Over the past decade I have travelled across South and Southeast Asia looking at the painfully slow pace of development in countries like Pakistan, India, Bangladesh, Malaysia, Indonesia and the rest of Southeast Asia.
The political elite of these countries talk on and on about development, progress, emancipation (both economic and mental) and yet remain beholden captives to the racialised ideologies of the colonial past.
Their feeble attempts at deconstructing the legacy of Empire often dwindles down to little more than a vulgar pastiche of reversed Orientalism at best, (as if the racism of Asians is somehow better than the racism of the European colonialists who came before); and their steadfast refusal to adapt to changes around them is irritating and infuriating to witness at close range.
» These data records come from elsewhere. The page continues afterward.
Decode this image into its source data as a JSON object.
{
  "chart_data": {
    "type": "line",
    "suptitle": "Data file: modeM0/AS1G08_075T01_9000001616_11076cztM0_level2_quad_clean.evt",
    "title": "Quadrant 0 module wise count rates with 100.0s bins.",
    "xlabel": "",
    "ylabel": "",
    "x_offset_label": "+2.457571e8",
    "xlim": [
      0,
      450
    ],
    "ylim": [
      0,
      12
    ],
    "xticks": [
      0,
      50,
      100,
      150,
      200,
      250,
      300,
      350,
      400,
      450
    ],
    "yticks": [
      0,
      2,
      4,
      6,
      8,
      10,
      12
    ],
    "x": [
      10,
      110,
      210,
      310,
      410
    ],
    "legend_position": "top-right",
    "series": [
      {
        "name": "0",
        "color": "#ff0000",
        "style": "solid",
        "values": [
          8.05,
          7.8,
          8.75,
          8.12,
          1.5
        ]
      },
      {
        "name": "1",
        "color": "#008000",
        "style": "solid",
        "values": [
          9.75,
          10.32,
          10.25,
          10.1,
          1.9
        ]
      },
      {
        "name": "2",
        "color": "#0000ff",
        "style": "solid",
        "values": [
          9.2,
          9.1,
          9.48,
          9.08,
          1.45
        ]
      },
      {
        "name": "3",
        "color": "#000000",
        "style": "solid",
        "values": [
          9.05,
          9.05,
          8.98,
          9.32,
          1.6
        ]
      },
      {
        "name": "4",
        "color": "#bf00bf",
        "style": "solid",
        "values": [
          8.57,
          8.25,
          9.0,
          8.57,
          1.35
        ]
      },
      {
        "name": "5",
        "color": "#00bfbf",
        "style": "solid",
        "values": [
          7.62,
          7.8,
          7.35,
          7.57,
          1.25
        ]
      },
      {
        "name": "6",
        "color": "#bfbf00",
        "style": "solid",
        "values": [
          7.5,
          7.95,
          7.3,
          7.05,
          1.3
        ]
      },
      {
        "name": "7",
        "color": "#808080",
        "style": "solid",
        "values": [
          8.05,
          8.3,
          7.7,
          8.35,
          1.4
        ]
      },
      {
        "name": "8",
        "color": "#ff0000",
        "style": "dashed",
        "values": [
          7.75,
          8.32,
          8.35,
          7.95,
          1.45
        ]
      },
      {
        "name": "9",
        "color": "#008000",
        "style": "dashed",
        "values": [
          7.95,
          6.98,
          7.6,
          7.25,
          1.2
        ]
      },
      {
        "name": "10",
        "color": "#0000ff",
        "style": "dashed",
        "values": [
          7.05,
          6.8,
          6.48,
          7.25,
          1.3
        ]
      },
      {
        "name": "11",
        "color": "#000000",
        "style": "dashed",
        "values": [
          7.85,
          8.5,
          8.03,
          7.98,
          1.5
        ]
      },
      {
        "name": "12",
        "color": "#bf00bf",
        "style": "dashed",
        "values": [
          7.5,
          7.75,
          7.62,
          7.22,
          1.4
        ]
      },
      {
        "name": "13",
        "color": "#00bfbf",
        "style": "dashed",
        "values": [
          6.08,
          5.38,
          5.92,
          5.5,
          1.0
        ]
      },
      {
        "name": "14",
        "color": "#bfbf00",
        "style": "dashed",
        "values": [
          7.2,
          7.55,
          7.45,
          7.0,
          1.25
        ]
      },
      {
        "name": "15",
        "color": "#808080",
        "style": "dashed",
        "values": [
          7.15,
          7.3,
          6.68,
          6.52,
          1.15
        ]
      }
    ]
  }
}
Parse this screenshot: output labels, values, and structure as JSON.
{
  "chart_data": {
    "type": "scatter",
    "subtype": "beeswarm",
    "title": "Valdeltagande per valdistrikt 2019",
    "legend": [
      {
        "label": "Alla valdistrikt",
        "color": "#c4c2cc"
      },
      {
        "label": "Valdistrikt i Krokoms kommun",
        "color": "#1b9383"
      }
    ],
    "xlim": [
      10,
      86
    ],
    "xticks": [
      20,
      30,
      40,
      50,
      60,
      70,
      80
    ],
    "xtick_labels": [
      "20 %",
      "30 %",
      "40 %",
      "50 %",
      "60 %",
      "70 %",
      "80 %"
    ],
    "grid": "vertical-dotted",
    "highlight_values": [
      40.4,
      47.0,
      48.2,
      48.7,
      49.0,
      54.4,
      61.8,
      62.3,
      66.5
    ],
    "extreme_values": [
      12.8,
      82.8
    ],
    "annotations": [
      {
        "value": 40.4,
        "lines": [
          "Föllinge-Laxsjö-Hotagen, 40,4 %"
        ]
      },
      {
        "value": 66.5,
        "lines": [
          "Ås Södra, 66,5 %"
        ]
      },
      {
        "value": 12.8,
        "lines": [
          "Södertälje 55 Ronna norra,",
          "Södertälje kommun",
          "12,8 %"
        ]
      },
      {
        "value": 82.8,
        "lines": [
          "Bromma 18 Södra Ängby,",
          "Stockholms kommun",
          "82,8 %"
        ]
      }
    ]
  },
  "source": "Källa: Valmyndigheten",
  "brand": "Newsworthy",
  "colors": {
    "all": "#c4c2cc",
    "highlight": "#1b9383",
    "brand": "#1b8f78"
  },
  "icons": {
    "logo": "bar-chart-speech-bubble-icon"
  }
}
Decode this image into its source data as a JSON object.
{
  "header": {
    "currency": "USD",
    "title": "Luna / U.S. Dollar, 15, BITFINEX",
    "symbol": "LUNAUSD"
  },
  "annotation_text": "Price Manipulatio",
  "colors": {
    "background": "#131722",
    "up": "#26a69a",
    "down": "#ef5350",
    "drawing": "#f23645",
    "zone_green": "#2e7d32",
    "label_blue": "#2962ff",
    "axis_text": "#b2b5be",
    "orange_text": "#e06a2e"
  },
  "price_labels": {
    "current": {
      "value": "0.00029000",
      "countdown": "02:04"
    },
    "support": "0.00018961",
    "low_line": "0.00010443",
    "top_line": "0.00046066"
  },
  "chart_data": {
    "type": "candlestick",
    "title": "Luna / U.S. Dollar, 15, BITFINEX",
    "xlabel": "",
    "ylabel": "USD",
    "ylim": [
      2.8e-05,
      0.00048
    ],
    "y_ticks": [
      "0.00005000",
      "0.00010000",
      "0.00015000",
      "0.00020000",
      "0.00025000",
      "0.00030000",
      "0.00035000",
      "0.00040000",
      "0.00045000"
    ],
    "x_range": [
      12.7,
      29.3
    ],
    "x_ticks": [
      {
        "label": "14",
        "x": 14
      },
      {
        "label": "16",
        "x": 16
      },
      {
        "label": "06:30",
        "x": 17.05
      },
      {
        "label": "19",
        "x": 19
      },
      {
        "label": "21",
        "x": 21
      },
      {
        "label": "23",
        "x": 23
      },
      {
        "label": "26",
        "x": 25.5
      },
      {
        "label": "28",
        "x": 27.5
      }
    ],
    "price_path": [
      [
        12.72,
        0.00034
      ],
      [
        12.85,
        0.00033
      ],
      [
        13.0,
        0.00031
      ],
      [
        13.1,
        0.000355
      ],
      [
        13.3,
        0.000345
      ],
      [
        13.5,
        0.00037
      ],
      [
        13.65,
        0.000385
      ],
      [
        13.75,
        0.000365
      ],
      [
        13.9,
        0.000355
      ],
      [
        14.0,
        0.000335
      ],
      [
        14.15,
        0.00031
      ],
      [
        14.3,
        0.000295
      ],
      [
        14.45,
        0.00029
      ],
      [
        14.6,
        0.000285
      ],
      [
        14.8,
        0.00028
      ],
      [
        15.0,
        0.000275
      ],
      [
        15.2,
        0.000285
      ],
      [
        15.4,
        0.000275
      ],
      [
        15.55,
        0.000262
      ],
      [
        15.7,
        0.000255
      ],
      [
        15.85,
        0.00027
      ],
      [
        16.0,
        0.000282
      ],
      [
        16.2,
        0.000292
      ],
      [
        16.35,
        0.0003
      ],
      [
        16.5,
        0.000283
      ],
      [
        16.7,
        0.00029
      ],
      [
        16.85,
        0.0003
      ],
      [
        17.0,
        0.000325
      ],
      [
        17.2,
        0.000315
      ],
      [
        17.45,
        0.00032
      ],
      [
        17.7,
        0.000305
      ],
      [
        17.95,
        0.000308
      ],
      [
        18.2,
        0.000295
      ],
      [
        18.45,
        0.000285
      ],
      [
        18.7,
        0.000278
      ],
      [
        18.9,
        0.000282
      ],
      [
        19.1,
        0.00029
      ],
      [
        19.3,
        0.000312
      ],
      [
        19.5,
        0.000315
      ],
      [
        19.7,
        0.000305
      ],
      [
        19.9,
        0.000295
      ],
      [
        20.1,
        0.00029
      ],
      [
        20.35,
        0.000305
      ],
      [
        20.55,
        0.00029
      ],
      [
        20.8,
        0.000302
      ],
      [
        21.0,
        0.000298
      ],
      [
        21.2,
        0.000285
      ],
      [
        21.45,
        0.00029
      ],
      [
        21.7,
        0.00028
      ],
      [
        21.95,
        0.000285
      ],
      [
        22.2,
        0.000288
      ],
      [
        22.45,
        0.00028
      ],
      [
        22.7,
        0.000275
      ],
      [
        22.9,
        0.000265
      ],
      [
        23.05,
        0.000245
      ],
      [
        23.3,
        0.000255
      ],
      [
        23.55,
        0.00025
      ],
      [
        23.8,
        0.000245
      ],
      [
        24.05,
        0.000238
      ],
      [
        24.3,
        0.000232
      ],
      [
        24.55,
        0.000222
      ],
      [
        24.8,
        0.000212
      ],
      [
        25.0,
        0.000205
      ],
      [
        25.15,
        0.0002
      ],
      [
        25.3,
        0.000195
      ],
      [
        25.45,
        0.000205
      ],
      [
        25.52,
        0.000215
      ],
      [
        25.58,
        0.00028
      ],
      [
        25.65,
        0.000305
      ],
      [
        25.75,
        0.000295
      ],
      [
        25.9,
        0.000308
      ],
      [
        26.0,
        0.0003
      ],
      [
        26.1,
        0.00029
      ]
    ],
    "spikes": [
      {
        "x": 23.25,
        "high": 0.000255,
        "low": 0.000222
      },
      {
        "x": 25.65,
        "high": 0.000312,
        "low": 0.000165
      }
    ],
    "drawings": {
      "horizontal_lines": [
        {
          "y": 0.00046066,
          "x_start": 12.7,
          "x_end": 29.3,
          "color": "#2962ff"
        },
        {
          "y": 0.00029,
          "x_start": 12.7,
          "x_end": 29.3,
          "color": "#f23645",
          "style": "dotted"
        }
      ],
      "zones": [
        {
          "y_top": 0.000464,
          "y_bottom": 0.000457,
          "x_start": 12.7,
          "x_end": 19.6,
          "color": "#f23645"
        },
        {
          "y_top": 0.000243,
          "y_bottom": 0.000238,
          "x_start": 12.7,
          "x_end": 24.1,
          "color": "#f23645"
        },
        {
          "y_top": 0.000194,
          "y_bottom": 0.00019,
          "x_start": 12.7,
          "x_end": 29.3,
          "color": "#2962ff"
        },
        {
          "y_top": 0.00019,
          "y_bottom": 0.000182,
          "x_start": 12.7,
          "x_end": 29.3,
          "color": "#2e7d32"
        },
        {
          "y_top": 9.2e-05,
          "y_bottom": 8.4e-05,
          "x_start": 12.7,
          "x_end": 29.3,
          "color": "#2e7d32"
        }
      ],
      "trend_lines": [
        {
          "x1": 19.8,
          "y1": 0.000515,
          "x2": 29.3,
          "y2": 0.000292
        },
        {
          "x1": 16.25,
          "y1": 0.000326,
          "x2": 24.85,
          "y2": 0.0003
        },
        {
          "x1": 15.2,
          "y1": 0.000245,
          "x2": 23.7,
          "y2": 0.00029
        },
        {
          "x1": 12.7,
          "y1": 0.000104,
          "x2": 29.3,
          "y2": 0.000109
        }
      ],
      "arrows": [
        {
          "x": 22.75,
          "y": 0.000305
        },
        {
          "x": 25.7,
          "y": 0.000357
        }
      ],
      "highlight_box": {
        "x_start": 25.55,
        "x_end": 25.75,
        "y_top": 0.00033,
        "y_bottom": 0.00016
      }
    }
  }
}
In India and Pakistan I watched as my fellow academic friends who play the role of public intellectuals and who have been calling for peace and reconciliation between the two countries have been systematically denounced as ‘race traitors’, ‘cowards’, the fifth column within, etc. Some of the best minds that secular democratic India has produced have been pilloried and harangued by right-wing Hindutva fundamentalists who have called them ‘traitors’ to the great Hindu cause, labelled them ‘Muslim-lovers’ or worse still, apologists for the great Western conspiracy against the motherland.
The same level of puerile non-debate can be seen in Southeast Asia too: Thai pacifists who have called for a settled end to the hostilities in the Muslim south have been denounced as apologists for Muslim extremists; in Malaysia academics who have called for the re-working and re-negotiation of the social contract have been labelled ‘race traitors’; in Indonesia moderate Muslim intellectuals who have defended Indonesia’s plural society and culture have been branded enemies of Islam. So what gives? The country that is closest to my heard is, of course, Malaysia and the recent developments in the country has given me reason to be worried about its future. Religious and racial sectarianism remain the dominant features on its political landscape and there is the apparent need for some form of national reconciliation and healing.
Politics has always been influenced by elements that are variable and sometimes even irrational; but this time round the weird and wonderful manifestation of collective anger and frustration may take us to the end of politics itself, and with that our aspirations for development, progress and political maturity can be dumped into the bin as well. How terribly sad!